❑ Have lessons or attend courses to increase your competence in the saddle and on the ground. This makes it less likely you’ll feel out of control in any given situation.
❑ Ride the right horse for your skill level and avoid any who cross the line from challenging to scary. It’s not just your confidence but that of the horse that’s at stake here.
❑ Don’t be pushed into doing more than you’re comfortable with or riding horses who give you no pleasure. Your confidence depends on you making rational choices about which horses you ride, how and where you ride them, and what you do once you’re on board.
❑ Be correctly dressed and have suitable, well-maintained kit for you and your horse.

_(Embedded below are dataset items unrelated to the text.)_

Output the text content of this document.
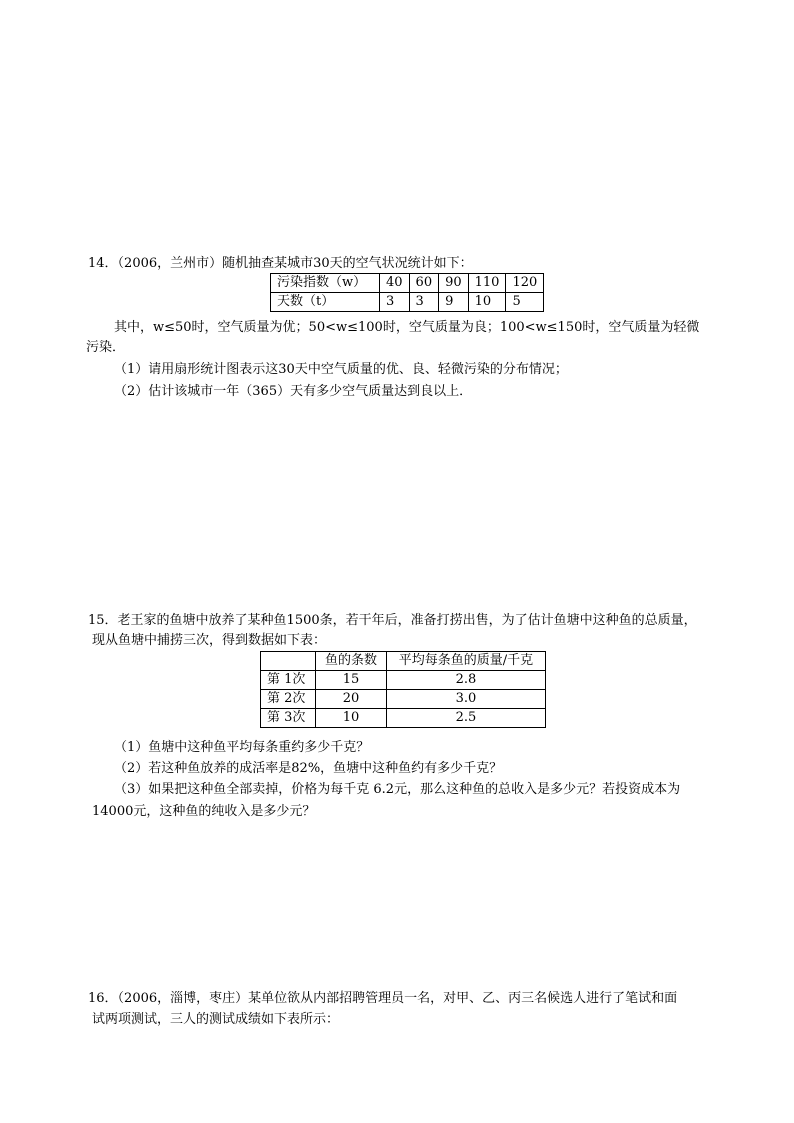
14．（2006，兰州市）随机抽查某城市30天的空气状况统计如下：
污染指数（w）	40	60	90	110	120
天数（t）	3	3	9	10	5
其中，w≤50时，空气质量为优；50<w≤100时，空气质量为良；100<w≤150时，空气质量为轻微
污染．
（1）请用扇形统计图表示这30天中空气质量的优、良、轻微污染的分布情况；
（2）估计该城市一年（365）天有多少空气质量达到良以上．
15．老王家的鱼塘中放养了某种鱼1500条，若干年后，准备打捞出售，为了估计鱼塘中这种鱼的总质量，
现从鱼塘中捕捞三次，得到数据如下表：
	鱼的条数	平均每条鱼的质量/千克
第 1次	15	2.8
第 2次	20	3.0
第 3次	10	2.5
（1）鱼塘中这种鱼平均每条重约多少千克？
（2）若这种鱼放养的成活率是82%，鱼塘中这种鱼约有多少千克？
（3）如果把这种鱼全部卖掉，价格为每千克 6.2元，那么这种鱼的总收入是多少元？若投资成本为
14000元，这种鱼的纯收入是多少元？
16．（2006，淄博，枣庄）某单位欲从内部招聘管理员一名，对甲、乙、丙三名候选人进行了笔试和面
试两项测试，三人的测试成绩如下表所示：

❑ Decide on your goals and be specific about what you need to do to achieve them. For example, if jumping scares you and you simply don’t want to do it, then don’t! If, on the other hand, jumping is an unfulfilled dream or an area where you’ve lost confidence, get out there and take lessons on a schoolmaster until you become confident and competent.
❑ Appreciate that other factors in life such as age, fitness and time will change your expectations, and this is quite normal. The older we get, the more we appreciate the risks we’re taking and the more nervous we become. Add a few doubts about physical fitness, equipment or life issues such as having young children, and the stress levels go right up. Be ready to adapt your riding so you stay in comfortable limits.
❑ Remind yourself of the good times. Ask yourself why you ride, be sure of what you honestly want out of it and make sure you’re getting it. If this means changing horse, instructor, discipline or livery yard, then so be it.
❑ Be honest about your limits. It’s within everyone’s scope to discover what they truly are and enjoy riding within them. For a few driven personalities, this may mean Badminton – for the rest, it can be that ride along the beach or jumping for fun with friends. Expand your comfort zone by all means, as long as it’s not at the expense of your confidence.